Wednesday, March 18, 2009

Gazing

On page 119, I could only find one traditional convention I interpret from the reading. The image convention was the woman posing nude with a gorilla mask on her face. This was a great attempt to get peoples attention for woman artists rights. Especially male spectators. The gaze in this image was clearly the naked woman, but the image also got it's point across also with the caption below explaining the percentages of female artists in the Metro Museum of Art.

When John Berger wrote "men act,woman appear" he was trying to explain the nudity in the paintings which was predominately based on naked woman and male viewers. The image of women as whole sells and grasp the spectators attention. A good example of this is on page 125 with the Ralph Lauren ad. You have a man on top of a beautiful woman that is gazing at spectators. I would definitely say this catches quite a few viewers attention.
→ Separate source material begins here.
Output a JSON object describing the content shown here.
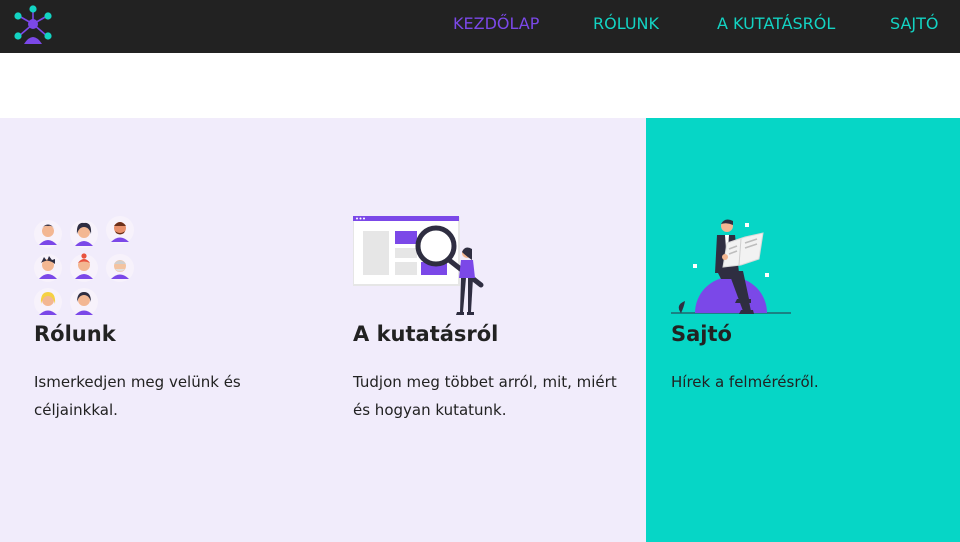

I believe I have a dominant-hegemonic approach towards the whole reading. I totally except the images that's been presented and understand there translation towards the spectators. I also like how the book used the movie Rear Window by Alfred Hitchcock on the example of gazing. The character in the movie named Jeffries had a broken leg and was confined to the wheelchair in his apartment. He ends up spending most of his time staring at the window of his apartment at various of people that walk the street, but the people on the street can't see him. This is a good interpretation of gazing and we as humans perform this act unconsciously at times.